Nilo lavora in stazione, a Torino Porta Nuova. Davanti ai treni, racconta l’iter di approvazione del nuovo piano regolatore: “La maggioranza in consiglio era d’accordo con la proposta di recuperare l’esistente. Allora abbiamo organizzato alcune assemblee pubbliche: le prime informative, poi volte a raccogliere il parere dei cittadini. È stato un lavoro lungo e ben ponderato: ci abbiamo messo 7 anni per arrivare a questo risultato”. Le assemblee informative che coinvolgono i cittadini e portano in primo piano le loro idee sono, in tutta la valle, lo strumento principale di condivisione politica, usato anche per discutere di Tav. “Il cittadino ha voglia di dire la sua, ma spesso non ha gli elementi per partecipare. Ora, ad esempio, sto organizzando incontri pubblici per spiegare perché aumenterà l’Imu sulle seconde case e sui fabbricati più grandi, come quelli dell’Enel e di Iren, che in questo modo andranno a compensare economicamente l’impatto ambientale sulla nostra zona”. Venaus non hai mai ricavato molto dagli oneri di urbanizzazione: su un bilancio annuale di 1 milione di euro, rappresentano meno di 10mila euro, meno del 1% insomma. Ma questo si è rivelato un vantaggio: “Ho da sempre attuato, non senza difficoltà, una politica di razionalizzazione delle spese. Faccio un esempio: quando abbiamo costruito un vallo paravalanga da 300mila euro, cioè una montagna di terra che protegge le case dalle frane, ho dovuto insistere affinché la Comunità montana del Comune adiacente portasse a Venaus la terra di risulta degli interventi per la messa in sicurezza del fiume. Eppure, trasportarla in discarica a chilometri di distanza sarebbe costato 150mila euro. Stimolando la creatività -continua Durbiano- non ho mai dovuto usare oneri di urbanizzazione per pagare gli stipendi comunali: il premio all’orto più bello o al balcone fiorito sembrano ‘pacchianate’, ma servono per coltivare nel cittadino il senso di appartenenza al territorio. Quando un cittadino sente quel territorio come suo, non andrà a deturparlo, come non spegnerebbe mai una sigaretta sul tappeto del proprio salotto. Questo si trasforma in un investimento a lungo termine: spendo per l’organizzazione della gara ma elimino il problema degli atti vandalici, rafforzando inoltre il legame identitario fra l’uomo e la sua terra”.

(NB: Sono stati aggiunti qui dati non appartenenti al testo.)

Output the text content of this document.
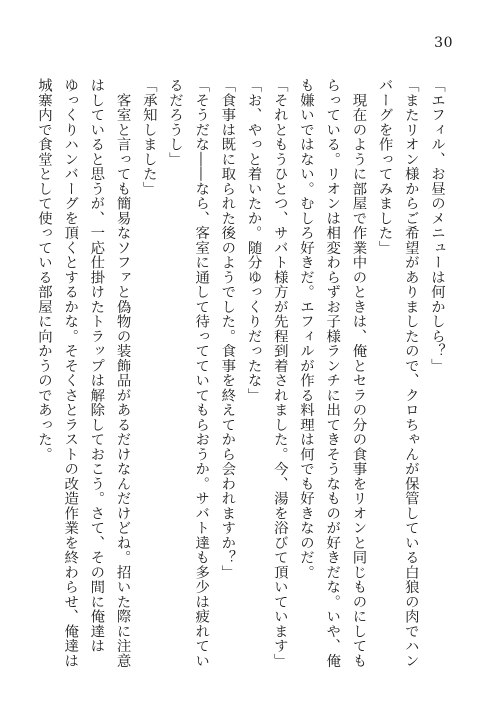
30

「エフィル、お昼のメニューは何かしら？」

「またリオン様からご希望がありましたので、クロちゃんが保管している白狼の肉でハン

バーグを作ってみました」

　現在のように部屋で作業中のときは、俺とセラの分の食事をリオンと同じものにしても

らっている。リオンは相変わらずお子様ランチに出てきそうなものが好きだな。いや、俺

も嫌いではない。むしろ好きだ。エフィルが作る料理は何でも好きなのだ。

「それともうひとつ、サバト様方が先程到着されました。今、湯を浴びて頂いています」

「お、やっと着いたか。随分ゆっくりだったな」

「食事は既に取られた後のようでした。食事を終えてから会われますか？」

「そうだな――なら、客室に通して待ってていてもらおうか。サバト達も多少は疲れてい

るだろうし」

「承知しました」

　客室と言っても簡易なソファと偽物の装飾品があるだけなんだけどね。招いた際に注意

はしていると思うが、一応仕掛けたトラップは解除しておこう。さて、その間に俺達は

ゆっくりハンバーグを頂くとするかな。そそくさとラストの改造作業を終わらせ、俺達は

城寨内で食堂として使っている部屋に向かうのであった。
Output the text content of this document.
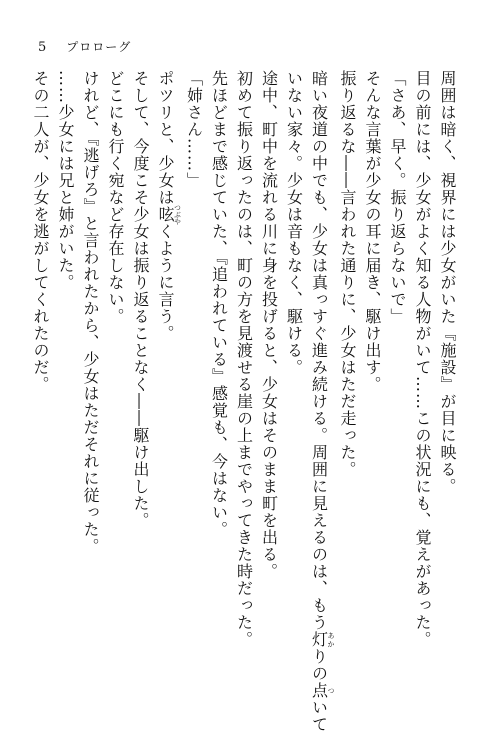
5 プロローグ
周囲は暗く、視界には少女がいた『施設』が目に映る。
目の前には、少女がよく知る人物がいて……この状況にも、覚えがあった。
「さあ、早く。振り返らないで」
そんな言葉が少女の耳に届き、駆け出す。
振り返るな――言われた通りに、少女はただ走った。
暗い夜道の中でも、少女は真っすぐ進み続ける。周囲に見えるのは、もう灯あかりの点ついて
いない家々。少女は音もなく、駆ける。
途中、町中を流れる川に身を投げると、少女はそのまま町を出る。
初めて振り返ったのは、町の方を見渡せる崖の上までやってきた時だった。
先ほどまで感じていた、『追われている』感覚も、今はない。
「姉さん……」
ポツリと、少女は呟つぶやくように言う。
そして、今度こそ少女は振り返ることなく――駆け出した。
どこにも行く宛など存在しない。
けれど、『逃げろ』と言われたから、少女はただそれに従った。
……少女には兄と姉がいた。
その二人が、少女を逃がしてくれたのだ。
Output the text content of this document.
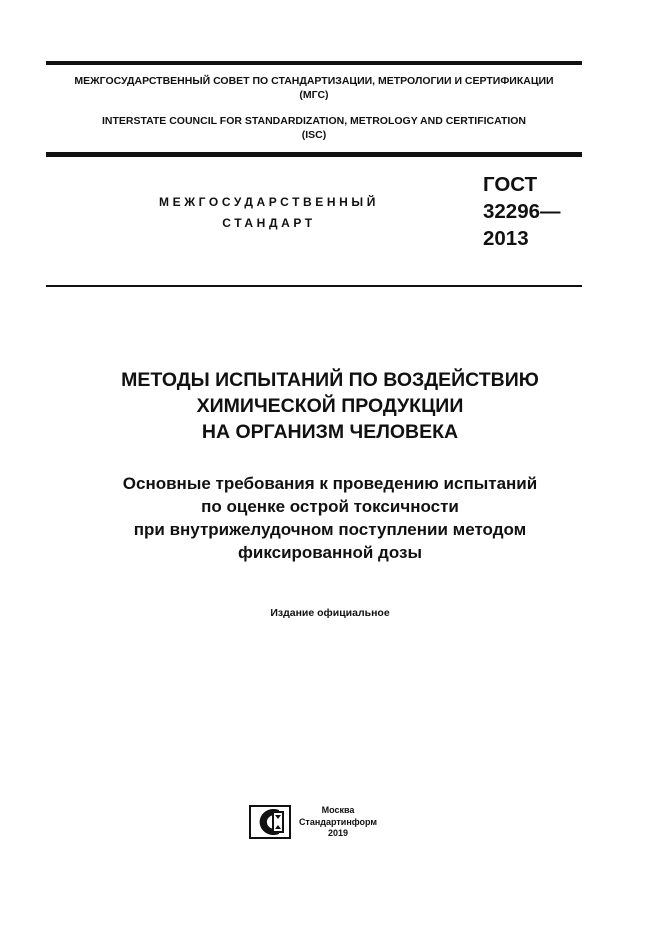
МЕЖГОСУДАРСТВЕННЫЙ СОВЕТ ПО СТАНДАРТИЗАЦИИ, МЕТРОЛОГИИ И СЕРТИФИКАЦИИ
(МГС)
INTERSTATE COUNCIL FOR STANDARDIZATION, METROLOGY AND CERTIFICATION
(ISC)
МЕЖГОСУДАРСТВЕННЫЙ
СТАНДАРТ
ГОСТ
32296—
2013
МЕТОДЫ ИСПЫТАНИЙ ПО ВОЗДЕЙСТВИЮ
ХИМИЧЕСКОЙ ПРОДУКЦИИ
НА ОРГАНИЗМ ЧЕЛОВЕКА
Основные требования к проведению испытаний
по оценке острой токсичности
при внутрижелудочном поступлении методом
фиксированной дозы
Издание официальное
Москва
Стандартинформ
2019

A Venaus gli oneri di urbanizzazione vengono abbattuti del 90% per chi ristruttura una casa usando la losa di montagna e la muratura in pietra. Il messaggio è chiaro: chi rispetta il paesaggio e porta avanti la tradizione locale, paga di meno. Ma questo discorso può estendersi a centri più grandi? “Credo di sì. È tutto proporzionato: a un problema corrisponde una soluzione, a tanti problemi corrispondono tante soluzioni. A livello micro trovo l’esempio da trasportare a livello macro. Più costruisco e più avrò bisogno di costruire. Il recupero dell’esistente spezza questo circolo vizioso facendo risparmiare gli enti locali e di conseguenza anche i cittadini”.